Convendremos en que, por lo que respecta a las comunicaciones on-line, importa mucho señalar el hecho de que, cuando las personas se intercambian informaciones ya están compartiéndose a sí mismas y su visión del mundo. O lo que es lo mismo, son ejemplo vivo y transparente de lo que da sentido a su existencia. Así, son evidentes los riesgos que se corren con los excesos, como son: la pérdida de la interioridad, la superficialidad en vivir las relaciones, la huida hacia una emotividad que todo lo abotarga, la pérdida de espíritu crítico y de la capacidad de reflexión…

Deberíamos ser todos un poquito más objetivos, cosa que nos facilitará ser más ecuánimes y educar mejor en este asunto, vital para la gente joven. Sepamos que los especialistas aseguran que es difícil establecer criterios para un correcto diagnóstico de algunas dependencias enfermizas, aunque diversos expertos consideran que sólo existe adicción a Internet cuando la «navegación» por motivos no profesionales ocupa más de tres horas diarias. Aunque, por ejemplo, también la adicción al trabajo aparece cuando se le dedican más de 50 horas semanales, o a las compras cuando se necesita adquirir algo todos los días, aunque sea en las tiendas de «todo a 100».

En algunos estudios se afirma que la adicción a «la red» podría afectar actualmente a un 15 por ciento de la población en general, seguida de la del teléfono móvil (10%), al trabajo (10%), a las compras (5%) y al juego (3%).

Sin olvidar que la adicción a Internet, también mediante el teléfono móvil, puede forzar el desarrollo de otras adicciones –al juego, a las compras, al sexo–, provocando además un menosprecio de la vida real, de la familia y de la verdadera amistad.

Seamos conscientes de que quien se está acostumbrando a interrumpir su trabajo cada 15 ó 20 minutos no es posible que pueda tener un rendimiento óptimo: los resultados académicos y profesionales se resienten, ya sean hombres o mujeres, especialmente en menores de 25 años.

Padres y madres de familia, autoridades educativas, responsables de los medios de comunicación y la sociedad entera, hemos de reaccionar pues sí es posible una «navegación» saludable y sin dramáticos naufragios.

Quiero decir que no todo vale en la comunicación. La pseudo-comunicación campa a sus anchas y sería un fatal atraso que nos conformáramos con una cascada de superficiales inputs, más bien semilla de egoísmo unidireccional que de diálogo y desarrollo.

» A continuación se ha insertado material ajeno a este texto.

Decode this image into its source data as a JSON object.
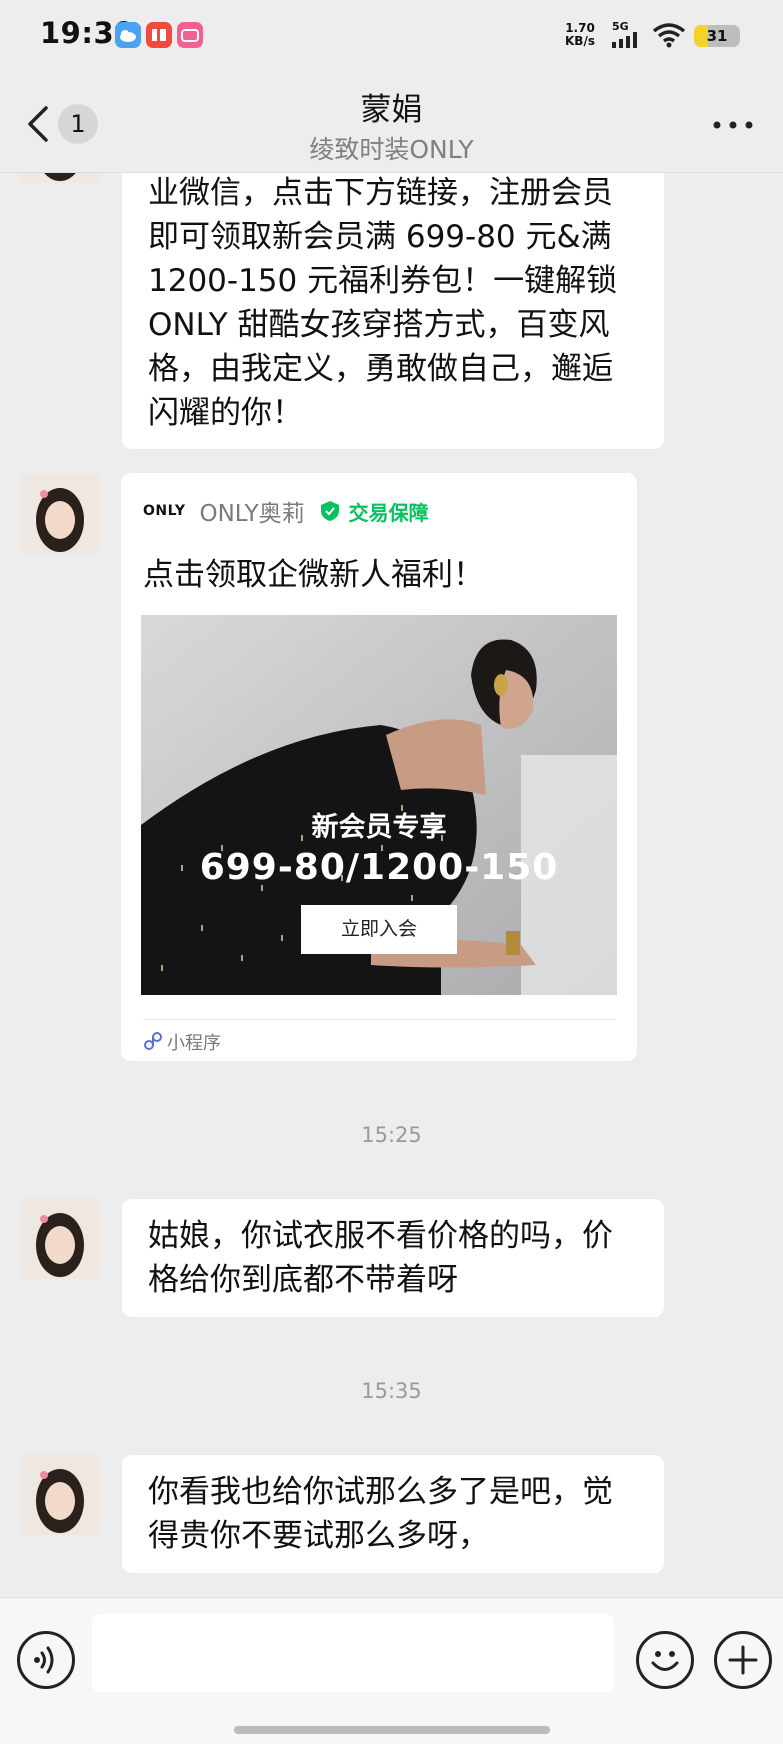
{
  "status_bar": {
    "time": "19:39",
    "net_speed_value": "1.70",
    "net_speed_unit": "KB/s",
    "network": "5G",
    "battery": "31",
    "battery_level": 0.31
  },
  "header": {
    "title": "蒙娟",
    "subtitle": "绫致时装ONLY",
    "unread_count": "1"
  },
  "messages": {
    "m1_lines": [
      "业微信，点击下方链接，注册会员",
      "即可领取新会员满 699-80 元&满",
      "1200-150 元福利券包！一键解锁",
      "ONLY 甜酷女孩穿搭方式，百变风",
      "格，由我定义，勇敢做自己，邂逅",
      "闪耀的你！"
    ],
    "card": {
      "brand_logo": "ONLY",
      "brand_name": "ONLY奥莉",
      "badge": "交易保障",
      "title": "点击领取企微新人福利！",
      "promo_title": "新会员专享",
      "promo_price": "699-80/1200-150",
      "button": "立即入会",
      "footer_label": "小程序"
    },
    "time1": "15:25",
    "m2_lines": [
      "姑娘，你试衣服不看价格的吗，价",
      "格给你到底都不带着呀"
    ],
    "time2": "15:35",
    "m3_lines": [
      "你看我也给你试那么多了是吧，觉",
      "得贵你不要试那么多呀，"
    ]
  },
  "input": {
    "placeholder": ""
  },
  "colors": {
    "badge_green": "#07c160",
    "bubble_bg": "#ffffff",
    "chat_bg": "#ededed"
  }
}
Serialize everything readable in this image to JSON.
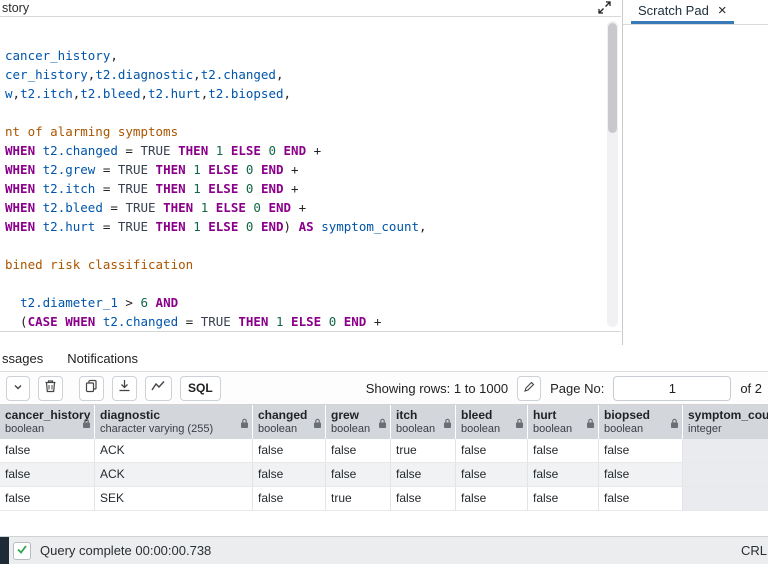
{
  "topbar": {
    "history_tab_partial": "story"
  },
  "scratchpad": {
    "title": "Scratch Pad",
    "close_label": "×"
  },
  "editor": {
    "lines": [
      {
        "segs": [
          [
            "id",
            "cancer_history"
          ],
          [
            "op",
            ","
          ]
        ]
      },
      {
        "segs": [
          [
            "id",
            "cer_history"
          ],
          [
            "op",
            ","
          ],
          [
            "id",
            "t2.diagnostic"
          ],
          [
            "op",
            ","
          ],
          [
            "id",
            "t2.changed"
          ],
          [
            "op",
            ","
          ]
        ]
      },
      {
        "segs": [
          [
            "id",
            "w"
          ],
          [
            "op",
            ","
          ],
          [
            "id",
            "t2.itch"
          ],
          [
            "op",
            ","
          ],
          [
            "id",
            "t2.bleed"
          ],
          [
            "op",
            ","
          ],
          [
            "id",
            "t2.hurt"
          ],
          [
            "op",
            ","
          ],
          [
            "id",
            "t2.biopsed"
          ],
          [
            "op",
            ","
          ]
        ]
      },
      {
        "segs": []
      },
      {
        "segs": [
          [
            "cmt",
            "nt of alarming symptoms"
          ]
        ]
      },
      {
        "segs": [
          [
            "kw",
            "WHEN"
          ],
          [
            "op",
            " "
          ],
          [
            "id",
            "t2.changed"
          ],
          [
            "op",
            " = "
          ],
          [
            "atom",
            "TRUE"
          ],
          [
            "op",
            " "
          ],
          [
            "kw",
            "THEN"
          ],
          [
            "op",
            " "
          ],
          [
            "num",
            "1"
          ],
          [
            "op",
            " "
          ],
          [
            "kw",
            "ELSE"
          ],
          [
            "op",
            " "
          ],
          [
            "num",
            "0"
          ],
          [
            "op",
            " "
          ],
          [
            "kw",
            "END"
          ],
          [
            "op",
            " +"
          ]
        ]
      },
      {
        "segs": [
          [
            "kw",
            "WHEN"
          ],
          [
            "op",
            " "
          ],
          [
            "id",
            "t2.grew"
          ],
          [
            "op",
            " = "
          ],
          [
            "atom",
            "TRUE"
          ],
          [
            "op",
            " "
          ],
          [
            "kw",
            "THEN"
          ],
          [
            "op",
            " "
          ],
          [
            "num",
            "1"
          ],
          [
            "op",
            " "
          ],
          [
            "kw",
            "ELSE"
          ],
          [
            "op",
            " "
          ],
          [
            "num",
            "0"
          ],
          [
            "op",
            " "
          ],
          [
            "kw",
            "END"
          ],
          [
            "op",
            " +"
          ]
        ]
      },
      {
        "segs": [
          [
            "kw",
            "WHEN"
          ],
          [
            "op",
            " "
          ],
          [
            "id",
            "t2.itch"
          ],
          [
            "op",
            " = "
          ],
          [
            "atom",
            "TRUE"
          ],
          [
            "op",
            " "
          ],
          [
            "kw",
            "THEN"
          ],
          [
            "op",
            " "
          ],
          [
            "num",
            "1"
          ],
          [
            "op",
            " "
          ],
          [
            "kw",
            "ELSE"
          ],
          [
            "op",
            " "
          ],
          [
            "num",
            "0"
          ],
          [
            "op",
            " "
          ],
          [
            "kw",
            "END"
          ],
          [
            "op",
            " +"
          ]
        ]
      },
      {
        "segs": [
          [
            "kw",
            "WHEN"
          ],
          [
            "op",
            " "
          ],
          [
            "id",
            "t2.bleed"
          ],
          [
            "op",
            " = "
          ],
          [
            "atom",
            "TRUE"
          ],
          [
            "op",
            " "
          ],
          [
            "kw",
            "THEN"
          ],
          [
            "op",
            " "
          ],
          [
            "num",
            "1"
          ],
          [
            "op",
            " "
          ],
          [
            "kw",
            "ELSE"
          ],
          [
            "op",
            " "
          ],
          [
            "num",
            "0"
          ],
          [
            "op",
            " "
          ],
          [
            "kw",
            "END"
          ],
          [
            "op",
            " +"
          ]
        ]
      },
      {
        "segs": [
          [
            "kw",
            "WHEN"
          ],
          [
            "op",
            " "
          ],
          [
            "id",
            "t2.hurt"
          ],
          [
            "op",
            " = "
          ],
          [
            "atom",
            "TRUE"
          ],
          [
            "op",
            " "
          ],
          [
            "kw",
            "THEN"
          ],
          [
            "op",
            " "
          ],
          [
            "num",
            "1"
          ],
          [
            "op",
            " "
          ],
          [
            "kw",
            "ELSE"
          ],
          [
            "op",
            " "
          ],
          [
            "num",
            "0"
          ],
          [
            "op",
            " "
          ],
          [
            "kw",
            "END"
          ],
          [
            "op",
            ") "
          ],
          [
            "kw",
            "AS"
          ],
          [
            "op",
            " "
          ],
          [
            "id",
            "symptom_count"
          ],
          [
            "op",
            ","
          ]
        ]
      },
      {
        "segs": []
      },
      {
        "segs": [
          [
            "cmt",
            "bined risk classification"
          ]
        ]
      },
      {
        "segs": []
      },
      {
        "segs": [
          [
            "op",
            "  "
          ],
          [
            "id",
            "t2.diameter_1"
          ],
          [
            "op",
            " > "
          ],
          [
            "num",
            "6"
          ],
          [
            "op",
            " "
          ],
          [
            "kw",
            "AND"
          ]
        ]
      },
      {
        "segs": [
          [
            "op",
            "  ("
          ],
          [
            "kw",
            "CASE"
          ],
          [
            "op",
            " "
          ],
          [
            "kw",
            "WHEN"
          ],
          [
            "op",
            " "
          ],
          [
            "id",
            "t2.changed"
          ],
          [
            "op",
            " = "
          ],
          [
            "atom",
            "TRUE"
          ],
          [
            "op",
            " "
          ],
          [
            "kw",
            "THEN"
          ],
          [
            "op",
            " "
          ],
          [
            "num",
            "1"
          ],
          [
            "op",
            " "
          ],
          [
            "kw",
            "ELSE"
          ],
          [
            "op",
            " "
          ],
          [
            "num",
            "0"
          ],
          [
            "op",
            " "
          ],
          [
            "kw",
            "END"
          ],
          [
            "op",
            " +"
          ]
        ]
      }
    ]
  },
  "results": {
    "tabs": [
      {
        "label": "ssages"
      },
      {
        "label": "Notifications"
      }
    ],
    "toolbar": {
      "sql_button": "SQL",
      "showing_rows": "Showing rows: 1 to 1000",
      "page_label": "Page No:",
      "page_value": "1",
      "page_total": "of 2"
    },
    "grid": {
      "columns": [
        {
          "name": "cancer_history",
          "type": "boolean",
          "lock": true
        },
        {
          "name": "diagnostic",
          "type": "character varying (255)",
          "lock": true
        },
        {
          "name": "changed",
          "type": "boolean",
          "lock": true
        },
        {
          "name": "grew",
          "type": "boolean",
          "lock": true
        },
        {
          "name": "itch",
          "type": "boolean",
          "lock": true
        },
        {
          "name": "bleed",
          "type": "boolean",
          "lock": true
        },
        {
          "name": "hurt",
          "type": "boolean",
          "lock": true
        },
        {
          "name": "biopsed",
          "type": "boolean",
          "lock": true
        },
        {
          "name": "symptom_cou",
          "type": "integer",
          "lock": false
        }
      ],
      "rows": [
        [
          "false",
          "ACK",
          "false",
          "false",
          "true",
          "false",
          "false",
          "false",
          ""
        ],
        [
          "false",
          "ACK",
          "false",
          "false",
          "false",
          "false",
          "false",
          "false",
          ""
        ],
        [
          "false",
          "SEK",
          "false",
          "true",
          "false",
          "false",
          "false",
          "false",
          ""
        ]
      ]
    }
  },
  "statusbar": {
    "message": "Query complete 00:00:00.738",
    "right_label": "CRL"
  }
}
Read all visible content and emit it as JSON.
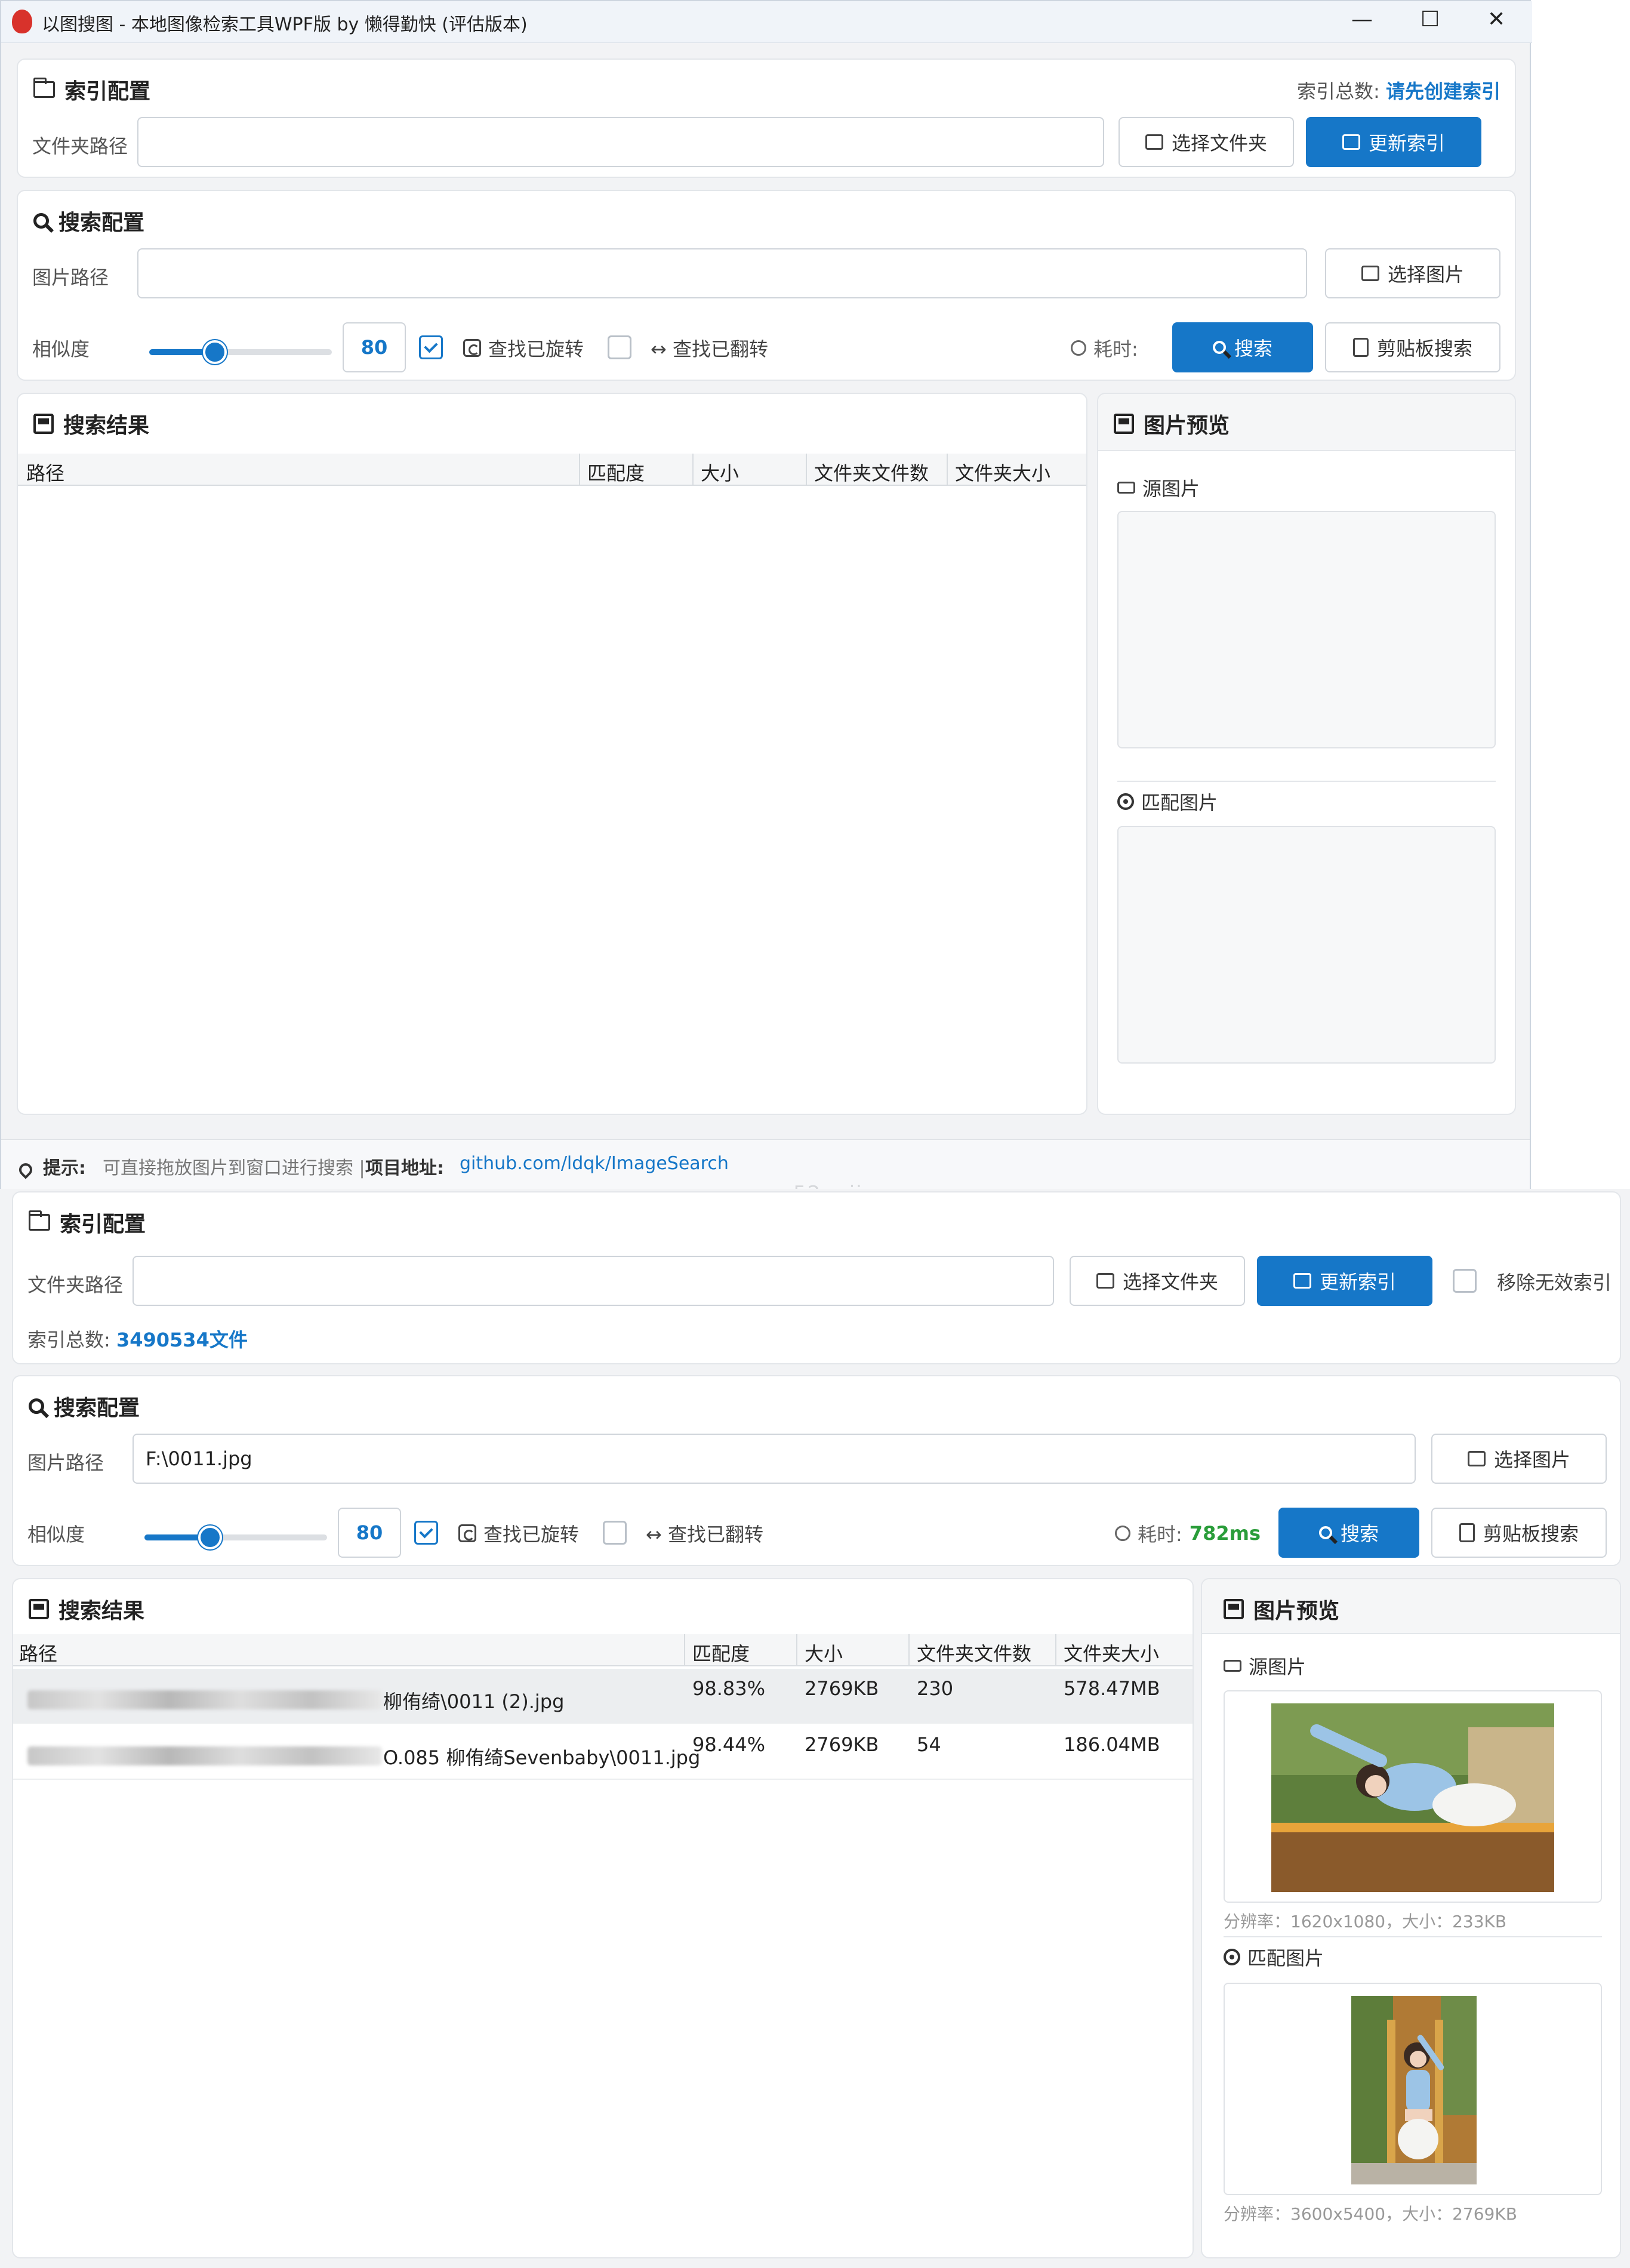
{
  "window1": {
    "title": "以图搜图 - 本地图像检索工具WPF版 by 懒得勤快 (评估版本)",
    "controls": {
      "minimize": "—",
      "maximize": "☐",
      "close": "✕"
    },
    "index_config": {
      "title": "索引配置",
      "count_label": "索引总数:",
      "count_value": "请先创建索引",
      "folder_label": "文件夹路径",
      "folder_value": "",
      "select_folder": "选择文件夹",
      "update_index": "更新索引"
    },
    "search_config": {
      "title": "搜索配置",
      "image_label": "图片路径",
      "image_value": "",
      "select_image": "选择图片",
      "similarity_label": "相似度",
      "similarity_value": "80",
      "similarity": 80,
      "find_rotated": "查找已旋转",
      "find_rotated_checked": true,
      "find_flipped": "↔ 查找已翻转",
      "find_flipped_checked": false,
      "elapsed_label": "耗时:",
      "elapsed_value": "",
      "search": "搜索",
      "clipboard_search": "剪贴板搜索"
    },
    "results": {
      "title": "搜索结果",
      "columns": [
        "路径",
        "匹配度",
        "大小",
        "文件夹文件数",
        "文件夹大小"
      ],
      "rows": []
    },
    "preview": {
      "title": "图片预览",
      "source_label": "源图片",
      "match_label": "匹配图片"
    },
    "status": {
      "hint_label": "提示:",
      "hint_text": "可直接拖放图片到窗口进行搜索 |",
      "project_label": "项目地址:",
      "project_link": "github.com/ldqk/ImageSearch"
    }
  },
  "watermark": "www.52pojie.cn",
  "window2": {
    "index_config": {
      "title": "索引配置",
      "folder_label": "文件夹路径",
      "folder_value": "",
      "select_folder": "选择文件夹",
      "update_index": "更新索引",
      "remove_invalid": "移除无效索引",
      "remove_invalid_checked": false,
      "count_label": "索引总数:",
      "count_value": "3490534文件"
    },
    "search_config": {
      "title": "搜索配置",
      "image_label": "图片路径",
      "image_value": "F:\\0011.jpg",
      "select_image": "选择图片",
      "similarity_label": "相似度",
      "similarity_value": "80",
      "similarity": 80,
      "find_rotated": "查找已旋转",
      "find_rotated_checked": true,
      "find_flipped": "↔ 查找已翻转",
      "find_flipped_checked": false,
      "elapsed_label": "耗时:",
      "elapsed_value": "782ms",
      "search": "搜索",
      "clipboard_search": "剪贴板搜索"
    },
    "results": {
      "title": "搜索结果",
      "columns": [
        "路径",
        "匹配度",
        "大小",
        "文件夹文件数",
        "文件夹大小"
      ],
      "rows": [
        {
          "path": "柳侑绮\\0011 (2).jpg",
          "match": "98.83%",
          "size": "2769KB",
          "folder_files": "230",
          "folder_size": "578.47MB"
        },
        {
          "path": "O.085 柳侑绮Sevenbaby\\0011.jpg",
          "match": "98.44%",
          "size": "2769KB",
          "folder_files": "54",
          "folder_size": "186.04MB"
        }
      ]
    },
    "preview": {
      "title": "图片预览",
      "source_label": "源图片",
      "source_info": "分辨率：1620x1080，大小：233KB",
      "match_label": "匹配图片",
      "match_info": "分辨率：3600x5400，大小：2769KB"
    }
  },
  "colors": {
    "accent": "#1677c8",
    "success": "#2a9d3a",
    "link": "#1677c8"
  }
}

Urge una reflexión sosegada sobre los lenguajes desarrollados por las nuevas tecnologías, aunque no para denigrarlos de buenas a primeras. Conviene progresar en la buena comunicación y para eso hemos de considerar que la cultura digital plantea nuevos desafíos a nuestra capacidad de hablar y de escuchar un lenguaje simbólico, que puede y debe estar lleno de humanidad y servicio a los demás.

O sea, a funcionar por Internet con naturalidad y prudencia, sin arrojarnos a los pies de lo virtual, evitando embrujos esclavizadores o que nos den gato por libre.